So a few days ago as of this writing, a security software vendor called CrowdStrike released a configuration update to their product which caused Windows machines running the product to crash on boot with the dreaded Blue Screen of Death. While they did release a fixed update and guidance on fixing the issue, somewhere on the order of 8.5 million machines were impacted and every one of those required a manual intervention to restore operation. But why did this happen and whose fault is it?
It turns out that Microsoft is entirely blameless in this instance. I do not write that statement lightly. The crash was not caused by Windows itself despite the fact that it only affected Windows systems. Instead, the crash was caused by CrowdStrike’s device driver for their security system. Apparently, things their software needs to observe are only visible in privileged operating system so they provide a driver which handles those details. It was this driver that crashed.
You may be wondering why Windows doesn’t just disable the broken driver and continue operating. Well, for ordinary drivers it can do that. This one, however, is flagged as boot required which means if it fails, the system is not allowed to disable it. That actually makes some sense when you think about it since you wouldn’t want your security software to be disabled by simply corrupting a driver file on the hard drive, would you? So, as a result, Windows cannot automatically recover the system to a usable state to allow correcting the fault, which would have been corrected by CrowdStrike’s update, presumably.
You may also be wondering why Windows doesn’t provide an interface to obtain the telemetry needed to run CrowdStrike’s software (or other similar software) without using a system mode driver. Well, it turns out did develop a scheme for doing exactly that and were legally blocked by the European Union meaning they cannot legally deploy such a solution. I do not have specific details of exactly what happened to come to that state of affairs so there may have been some detail that would have justified the EU decision, but it is unclear to me what that might have been. It is this detail that leads me to absolve Microsoft here. It will be interesting to see if the EU takes its head out of its ass on this one as a result of this incident. It certainly gives Microsoft a pretty sizeable bludgeon to whack them with.
Anyway, it’s clear that the fault for the crash lies with CrowdStrike. Their device driver was unable to handle a faulty configuration file and, based on analysis by Dave’s Garage, likely dereferenced a NULL pointer. This is clearly not a good thing and they obviously should have done better. However, this is not the entire cause of the blue screen crashes.
Somehow an update file that was all zeros escaped into their update delivery infrastructure. There are a few possibilities for what happened, with different implications for CrowdStrike:
- They created the bad file themselves and did no testing before deploying it. If this is the case, then regardless of their terms of service, there is a likely case for gross negligence on their part and it may be enough to bankrupt them with all the potential consequences that carries.
- They created the bad file themselves and it did not fail in their testing environment. This may be less bad for them, but it seems likely that they might still face some liability that cannot be disclaimed.
- They created a good update file, tested it and it worked, and then sent it into the distribution pipline where the file was then corrupted somehow. In this instance, their liability disclaimers may hold up depending on the exact manner the corruption occurred.

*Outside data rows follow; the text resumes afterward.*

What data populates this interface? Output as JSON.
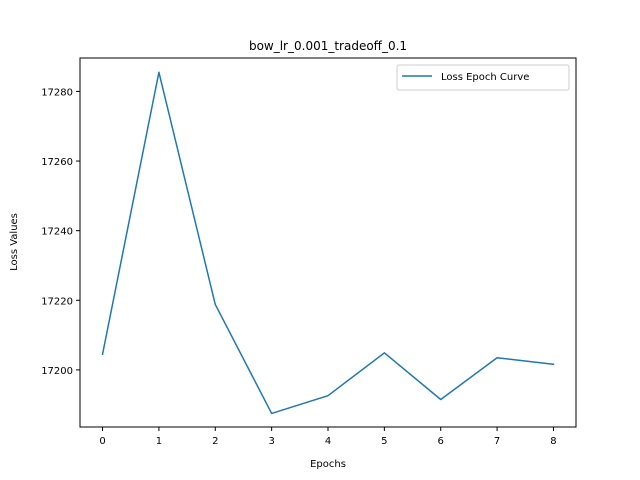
{
  "chart_data": {
    "type": "line",
    "title": "bow_lr_0.001_tradeoff_0.1",
    "xlabel": "Epochs",
    "ylabel": "Loss Values",
    "x": [
      0,
      1,
      2,
      3,
      4,
      5,
      6,
      7,
      8
    ],
    "series": [
      {
        "name": "Loss Epoch Curve",
        "color": "#1f77b4",
        "values": [
          17204.5,
          17285.5,
          17218.8,
          17187.5,
          17192.6,
          17204.9,
          17191.5,
          17203.5,
          17201.6
        ]
      }
    ],
    "xlim": [
      -0.4,
      8.4
    ],
    "ylim": [
      17183.6,
      17289.6
    ],
    "xticks": [
      0,
      1,
      2,
      3,
      4,
      5,
      6,
      7,
      8
    ],
    "yticks": [
      17200,
      17220,
      17240,
      17260,
      17280
    ],
    "grid": false,
    "legend_position": "top-right"
  }
}
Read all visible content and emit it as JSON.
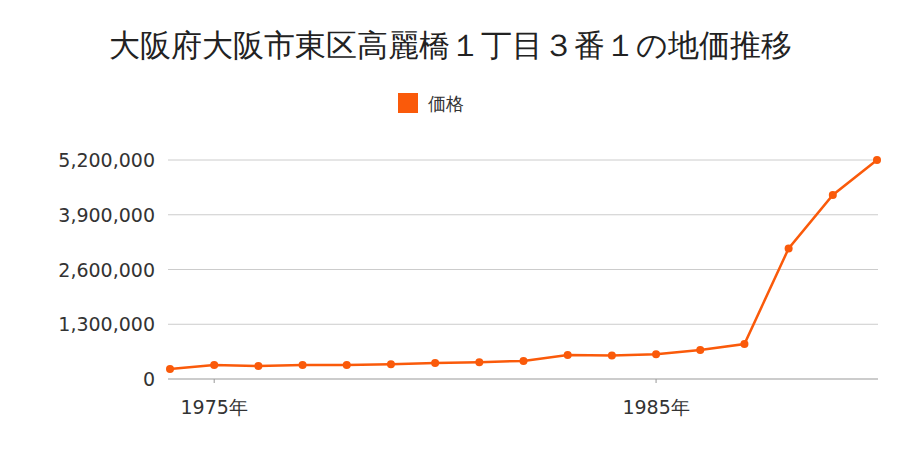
{
  "chart_data": {
    "type": "line",
    "title": "大阪府大阪市東区高麗橋１丁目３番１の地価推移",
    "x": [
      1974,
      1975,
      1976,
      1977,
      1978,
      1979,
      1980,
      1981,
      1982,
      1983,
      1984,
      1985,
      1986,
      1987,
      1988,
      1989,
      1990
    ],
    "series": [
      {
        "name": "価格",
        "color": "#fa5a0a",
        "marker": "circle",
        "values": [
          240000,
          330000,
          310000,
          330000,
          330000,
          350000,
          380000,
          400000,
          430000,
          570000,
          560000,
          590000,
          690000,
          830000,
          3100000,
          4370000,
          5200000
        ]
      }
    ],
    "xlim": [
      1974,
      1990
    ],
    "xticks": [
      {
        "value": 1975,
        "label": "1975年"
      },
      {
        "value": 1985,
        "label": "1985年"
      }
    ],
    "ylim": [
      0,
      5200000
    ],
    "yticks": [
      0,
      {
        "value": 1300000,
        "label": "1,300,000"
      },
      {
        "value": 2600000,
        "label": "2,600,000"
      },
      {
        "value": 3900000,
        "label": "3,900,000"
      },
      {
        "value": 5200000,
        "label": "5,200,000"
      }
    ],
    "grid": true,
    "legend": "top"
  }
}
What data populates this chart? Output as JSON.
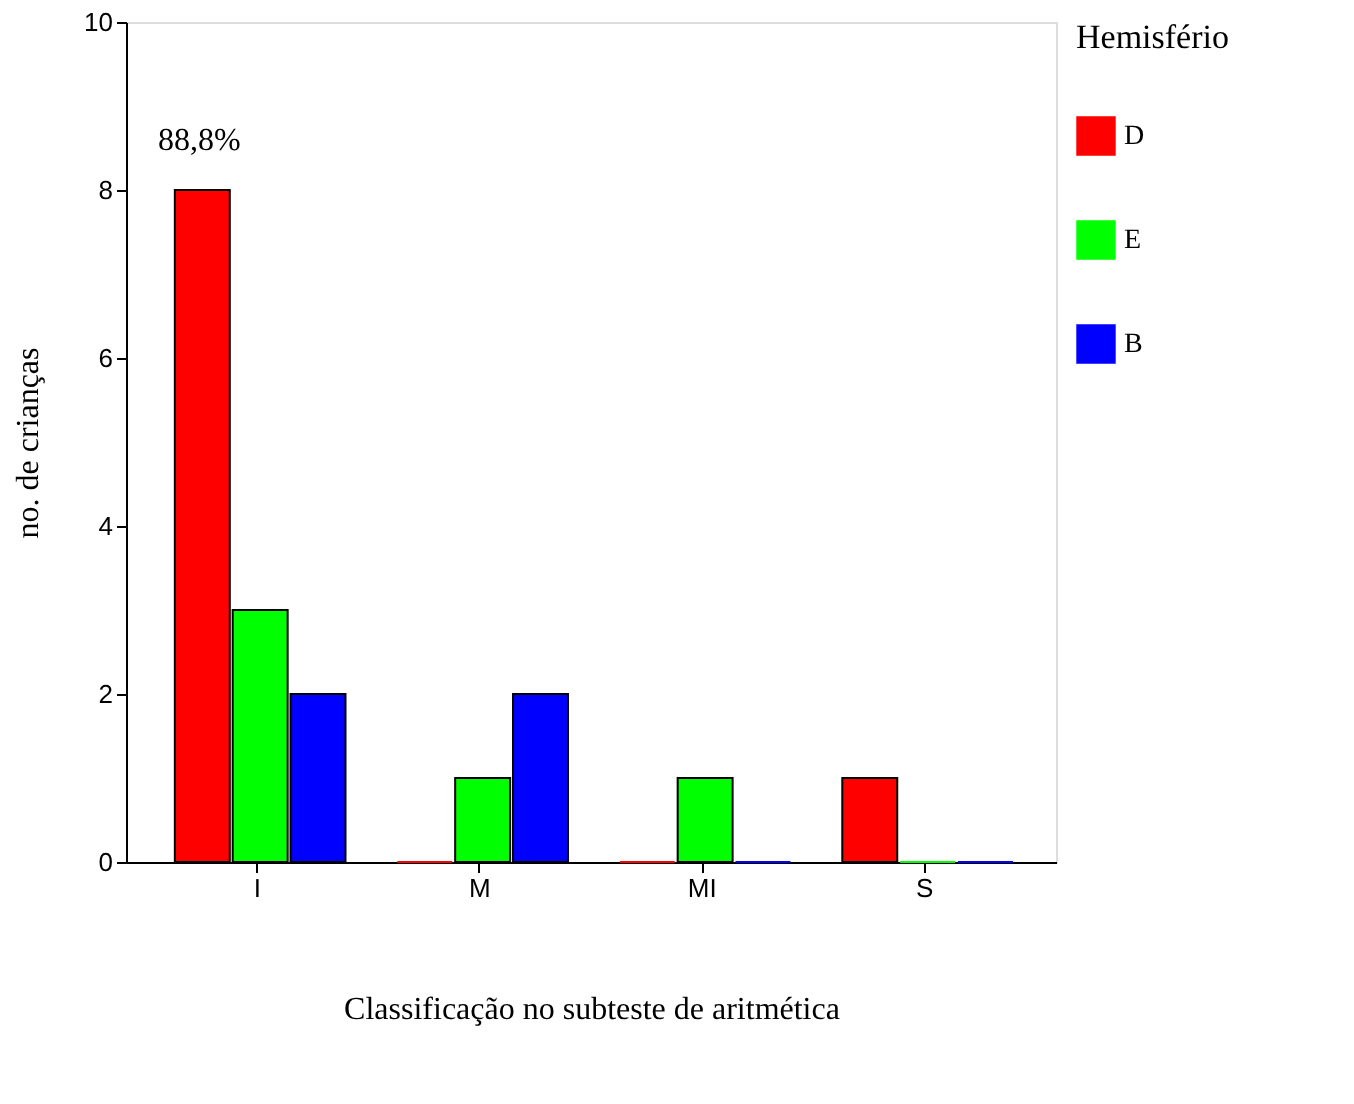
{
  "chart_data": {
    "type": "bar",
    "xlabel": "Classificação no subteste de aritmética",
    "ylabel": "no. de crianças",
    "legend_title": "Hemisfério",
    "categories": [
      "I",
      "M",
      "MI",
      "S"
    ],
    "series": [
      {
        "name": "D",
        "color": "#ff0000",
        "values": [
          8,
          0,
          0,
          1
        ]
      },
      {
        "name": "E",
        "color": "#00ff00",
        "values": [
          3,
          1,
          1,
          0
        ]
      },
      {
        "name": "B",
        "color": "#0000ff",
        "values": [
          2,
          2,
          0,
          0
        ]
      }
    ],
    "ylim": [
      0,
      10
    ],
    "yticks": [
      0,
      2,
      4,
      6,
      8,
      10
    ],
    "grid": false,
    "legend": "right",
    "annotations": [
      "88,8%"
    ]
  }
}
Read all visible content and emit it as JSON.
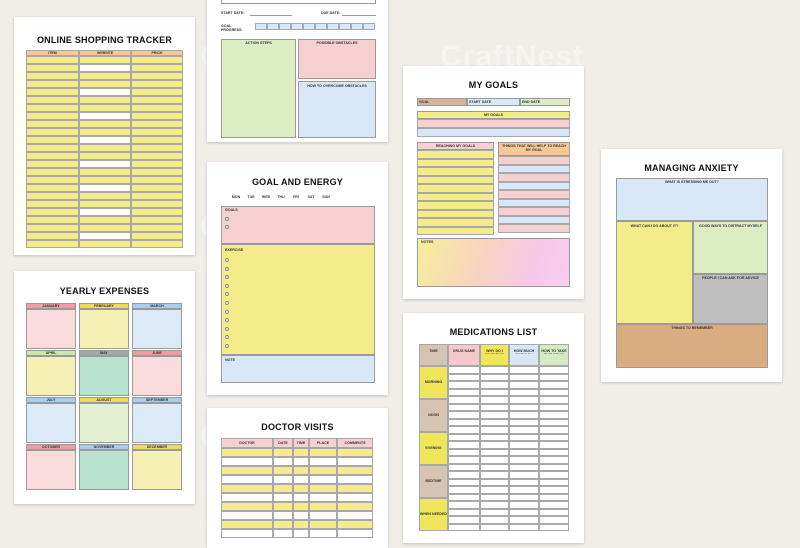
{
  "watermark": "CraftNest",
  "shopping": {
    "title": "ONLINE SHOPPING TRACKER",
    "cols": [
      "ITEM",
      "WEBSITE",
      "PRICE"
    ]
  },
  "goalsheet": {
    "start": "START DATE:",
    "due": "DUE DATE:",
    "progress": "GOAL PROGRESS:",
    "actions": "ACTION STEPS",
    "obstacles": "POSSIBLE OBSTACLES",
    "overcome": "HOW TO OVERCOME OBSTACLES"
  },
  "mygoals": {
    "title": "MY GOALS",
    "goal": "GOAL",
    "start": "START DATE",
    "end": "END DATE",
    "my_goals": "MY GOALS",
    "reaching": "REACHING MY GOALS",
    "things": "THINGS THAT WILL HELP TO REACH MY GOAL",
    "notes": "NOTES"
  },
  "anxiety": {
    "title": "MANAGING ANXIETY",
    "stress": "WHAT IS STRESSING ME OUT?",
    "do": "WHAT CAN I DO ABOUT IT?",
    "distract": "GOOD WAYS TO DISTRACT MYSELF",
    "people": "PEOPLE I CAN ASK FOR ADVICE",
    "remember": "THINGS TO REMEMBER"
  },
  "energy": {
    "title": "GOAL AND ENERGY",
    "days": [
      "MON",
      "TUE",
      "WED",
      "THU",
      "FRI",
      "SAT",
      "SUN"
    ],
    "goals": "GOALS",
    "exercise": "EXERCISE",
    "note": "NOTE"
  },
  "expenses": {
    "title": "YEARLY EXPENSES",
    "months": [
      "JANUARY",
      "FEBRUARY",
      "MARCH",
      "APRIL",
      "MAY",
      "JUNE",
      "JULY",
      "AUGUST",
      "SEPTEMBER",
      "OCTOBER",
      "NOVEMBER",
      "DECEMBER"
    ]
  },
  "doctor": {
    "title": "DOCTOR VISITS",
    "cols": [
      "DOCTOR",
      "DATE",
      "TIME",
      "PLACE",
      "COMMENTS"
    ]
  },
  "meds": {
    "title": "MEDICATIONS LIST",
    "cols": [
      "TIME",
      "DRUG NAME",
      "WHY DO I TAKE THIS DRUG?",
      "HOW MUCH SHOULD I TAKE?",
      "HOW TO TAKE THIS DRUG"
    ],
    "times": [
      "MORNING",
      "NOON",
      "EVENING",
      "BEDTIME",
      "WHEN NEEDED"
    ]
  },
  "colors": {
    "background": "#f1ede8",
    "yellow": "#f4ec8a",
    "pink": "#f6cfd1",
    "blue": "#d9e8f8",
    "green": "#dcedc4",
    "orange": "#f7c894"
  }
}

Option (3) above is probably the most interesting since there are a few ways the file could have been corrupted in a manner that CrowdStrike could not reasonable expect, or even if they could, there is no effective safeguard. The most likely situation is the content delivery network corrupted the file, which could happen if the wrong disk fails at the wrong time.
You would think some sort of signature and checksum scheme on the updates would help, and, in fact, may have in this case depending on how the file was corrupted. However, it is not certain that it would help in all cases since it’s just as possible that the corrupted file would be signed and checksummed.
So the end result is that CrowdStrike has to do a lot of work to resolve the black eye they get from this. First, they need to fix their driver so it handles erroneous input from these coniguration files in a sensible manner. Then they need to study their distribution infrastructure and identify any possible things they could have done that would have prevented this unfortunate result. But whatever they do, they are looking at a very expensive error which may have existential implications.